After being brought back to life, Emma Stone’s Bella is ready to explore. Atsushi Nishijima. © 2023 Searchlight Pictures

Poor Things is a movie about a woman who receives a second chance to get to know her vagina.

That’s what happens to Bella Baxter (Emma Stone), a formerly dead lady who is found and brought back to life by a deformed mad scientist Dr. Godwin Baxter (Willem Dafoe), whom she refers to only as God. The doctor attempts to keep Bella holed up in his manor, where he and his assistant (Ramy Youssef) watch this young Frankenstein’s monster and document her progress. But once she discovers her lady parts, all hell breaks loose.

Things marks the second collaboration between director Yorgos Lanthimos and screenwriter Tony McNamara, who teamed up for 2018’s The Favourite. They give us another extravagant period piece (filmed using several lenses, from wide-angle to fisheye) where women defiantly flaunt their agency and sexual independence while also behaving very badly. By adapting Alasdair Gray’s 1992 novel of the same name, Lanthimos and McNamara found some choice material to again delve into vulgar shenanigans while also pulling off a visually dazzling costume drama. (I’m quite certain Things will snap up the Oscars for Best Costume Design and Best Production Design.)

Bella predictably longs to see what’s outside her door, opting to go on a globe-trotting getaway with a caddish lawyer (Mark Ruffalo) that has her engaging in some torrid sex. (It’s almost like Lanthimos remembered the wild-ass sex scenes Ruffalo had with Julianne Moore in The Kids Are All Right and decided no one can blow an Oscar winner’s back out on screen but him.)

Ruffalo mostly brings foul-mouthed comic relief with his character, a so-called stud who predictably catches feelings for the beguiling Baxter, virtually oblivious that he’s sprung over a woman-child who’s still learning about this thing called the world. She gets a crash course on how this planet can be a beautiful but cruel place, filled with delicious pastries and sick, destitute souls. (Youssef’s pal and frequent collaborator Jerrod Carmichael shows up midway as a sharp-dressed cynic who briefly serves as her pessimistic tour guide.) It’s a journey that has her working at a Paris brothel in the third act, discovering how much men are willing to pay just to get it on with her.

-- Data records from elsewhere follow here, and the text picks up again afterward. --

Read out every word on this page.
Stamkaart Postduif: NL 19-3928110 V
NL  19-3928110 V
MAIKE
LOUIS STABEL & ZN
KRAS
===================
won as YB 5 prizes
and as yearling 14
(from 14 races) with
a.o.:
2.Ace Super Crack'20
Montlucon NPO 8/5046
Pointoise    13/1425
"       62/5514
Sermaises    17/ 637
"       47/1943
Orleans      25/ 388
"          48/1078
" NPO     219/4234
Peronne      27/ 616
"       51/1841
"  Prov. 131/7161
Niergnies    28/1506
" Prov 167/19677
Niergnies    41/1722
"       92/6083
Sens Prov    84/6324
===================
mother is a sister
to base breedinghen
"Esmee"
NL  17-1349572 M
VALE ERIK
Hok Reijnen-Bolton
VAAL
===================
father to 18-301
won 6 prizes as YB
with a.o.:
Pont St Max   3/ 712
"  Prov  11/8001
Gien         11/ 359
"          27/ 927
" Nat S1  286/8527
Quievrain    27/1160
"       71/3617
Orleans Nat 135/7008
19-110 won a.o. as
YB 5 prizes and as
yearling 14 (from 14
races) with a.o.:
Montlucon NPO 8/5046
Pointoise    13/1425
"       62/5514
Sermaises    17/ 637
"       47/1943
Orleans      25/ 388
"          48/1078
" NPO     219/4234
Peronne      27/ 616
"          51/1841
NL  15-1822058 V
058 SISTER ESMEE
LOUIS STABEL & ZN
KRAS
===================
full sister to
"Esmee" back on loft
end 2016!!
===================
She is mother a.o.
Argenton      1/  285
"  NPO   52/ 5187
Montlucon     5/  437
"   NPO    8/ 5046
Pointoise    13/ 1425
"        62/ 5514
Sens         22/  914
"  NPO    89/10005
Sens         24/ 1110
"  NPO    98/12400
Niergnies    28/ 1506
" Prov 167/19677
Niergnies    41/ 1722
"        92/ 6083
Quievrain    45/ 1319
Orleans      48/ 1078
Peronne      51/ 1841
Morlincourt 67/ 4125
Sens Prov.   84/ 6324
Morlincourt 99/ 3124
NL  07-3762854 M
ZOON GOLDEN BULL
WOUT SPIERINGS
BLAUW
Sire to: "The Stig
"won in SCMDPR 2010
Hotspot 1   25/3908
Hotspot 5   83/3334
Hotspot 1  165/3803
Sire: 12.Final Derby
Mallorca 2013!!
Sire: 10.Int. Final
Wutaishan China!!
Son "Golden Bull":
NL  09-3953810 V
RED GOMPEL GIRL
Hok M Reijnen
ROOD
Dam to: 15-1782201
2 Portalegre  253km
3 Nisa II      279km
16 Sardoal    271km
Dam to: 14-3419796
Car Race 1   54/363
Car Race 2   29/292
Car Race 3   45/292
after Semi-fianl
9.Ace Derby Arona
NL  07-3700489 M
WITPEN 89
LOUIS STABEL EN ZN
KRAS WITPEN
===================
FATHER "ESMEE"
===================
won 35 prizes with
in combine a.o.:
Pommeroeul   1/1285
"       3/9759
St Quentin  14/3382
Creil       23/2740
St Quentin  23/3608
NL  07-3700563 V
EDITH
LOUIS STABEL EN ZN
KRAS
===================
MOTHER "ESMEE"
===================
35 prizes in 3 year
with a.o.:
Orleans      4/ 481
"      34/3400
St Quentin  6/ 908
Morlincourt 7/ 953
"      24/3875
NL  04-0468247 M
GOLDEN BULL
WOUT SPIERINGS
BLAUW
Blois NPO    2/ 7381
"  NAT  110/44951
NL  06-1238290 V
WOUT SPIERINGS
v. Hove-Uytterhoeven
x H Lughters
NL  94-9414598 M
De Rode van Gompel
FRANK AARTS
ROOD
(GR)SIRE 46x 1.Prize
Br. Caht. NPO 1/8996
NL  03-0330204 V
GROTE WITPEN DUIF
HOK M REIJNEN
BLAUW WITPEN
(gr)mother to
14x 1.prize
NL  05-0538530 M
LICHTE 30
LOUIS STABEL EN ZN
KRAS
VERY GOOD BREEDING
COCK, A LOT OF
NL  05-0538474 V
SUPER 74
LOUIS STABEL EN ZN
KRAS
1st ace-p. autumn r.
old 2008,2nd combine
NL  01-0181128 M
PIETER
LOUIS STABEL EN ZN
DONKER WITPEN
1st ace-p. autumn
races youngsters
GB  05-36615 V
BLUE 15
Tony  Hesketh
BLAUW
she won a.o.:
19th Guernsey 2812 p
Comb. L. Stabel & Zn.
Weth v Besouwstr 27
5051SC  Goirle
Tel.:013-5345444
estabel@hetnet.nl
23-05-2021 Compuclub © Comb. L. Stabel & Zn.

Things is basically a Victorian steampunk version of Candy, Terry Southern and Mason Hoffenberg’s 1958 novel that was a dirty-book takeoff on Voltaire’s satirical novel Candide. (It was also adapted into a disastrous sex farce 10 years later starring Marlon Brando, Walter Matthau, and Ringo Starr.) Just like that work, Things has a female protagonist exploring her sexuality while dealing with guys who instantly fall in love with this free spirit. Stone, showing a whole lot more than she has in previous movies, plays her frighteningly pale protagonist like an awkward sexaholic on the autism spectrum, often coming to pragmatic conclusions in her quest to achieve success (and orgasms) on her own terms.

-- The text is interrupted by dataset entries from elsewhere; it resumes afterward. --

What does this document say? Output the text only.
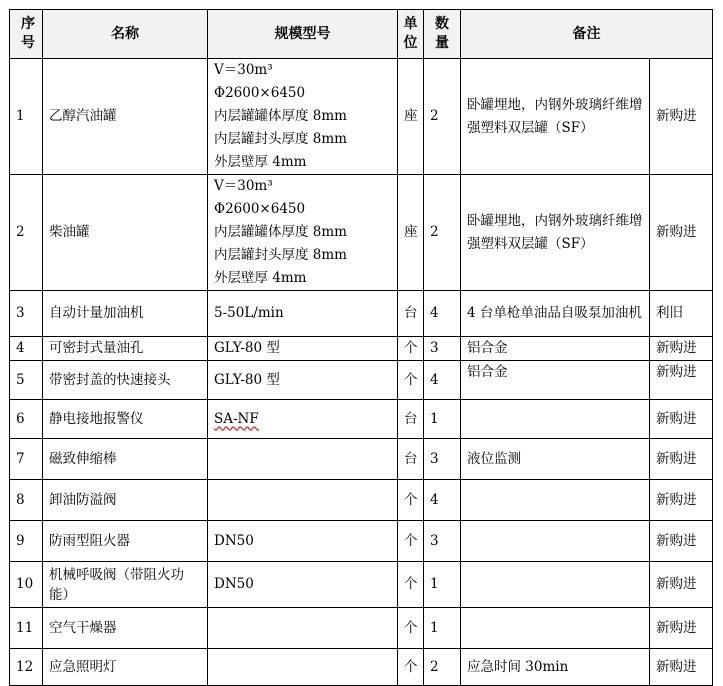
序号	名称	规模型号	单位	数量	备注	
1	乙醇汽油罐	V＝30m³
Φ2600×6450
内层罐罐体厚度 8mm
内层罐封头厚度 8mm
外层壁厚 4mm	座	2	卧罐埋地，内钢外玻璃纤维增强塑料双层罐（SF）	新购进
2	柴油罐	V＝30m³
Φ2600×6450
内层罐罐体厚度 8mm
内层罐封头厚度 8mm
外层壁厚 4mm	座	2	卧罐埋地，内钢外玻璃纤维增强塑料双层罐（SF）	新购进
3	自动计量加油机	5-50L/min	台	4	4 台单枪单油品自吸泵加油机	利旧
4	可密封式量油孔	GLY-80 型	个	3	铝合金	新购进
5	带密封盖的快速接头	GLY-80 型	个	4	铝合金	新购进
6	静电接地报警仪	SA-NF	台	1		新购进
7	磁致伸缩棒		台	3	液位监测	新购进
8	卸油防溢阀		个	4		新购进
9	防雨型阻火器	DN50	个	3		新购进
10	机械呼吸阀（带阻火功能）	DN50	个	1		新购进
11	空气干燥器		个	1		新购进
12	应急照明灯		个	2	应急时间 30min	新购进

The film is obviously about how women have to fight to live their own damn lives and how men do everything they can to contain and control them. The doctor and his assistant (whom the doctor encouraged to be Bella’s fiancé) miss Bella to the point where they go and “create” another girl in her absence. (She’s surprisingly played by a rising, well-known young actress — I won’t spoil it — which almost seems like a built-in commentary on how quickly It Girl ingenues are discarded in Hollywood.) The story is enjoyably randy in its first half, establishing itself as a raunchy sex comedy wrapped up in sophisticated surroundings. In the second half, once Bella finds out how cold and unforgiving the world can be, it bounces back and forth between being silly and being serious. But just when you think the movie’s over and done with, it throws in a twist that not only stretches the movie to an additional, dead horse-beating 20 minutes. It also reminds you that, oh yeah, Bella was a whole other person before all this happened.

Those 20 minutes practically kill two birds with one stone, again reiterating how men are determined to keep women down and also reviving The Favourite’s bitter message: Quite simply, powerful people ain’t shit. Lanthimos and McNamara throw in a hell of a lot in Poor Things. Thankfully, it’s a horny, gorgeous hell of a lot.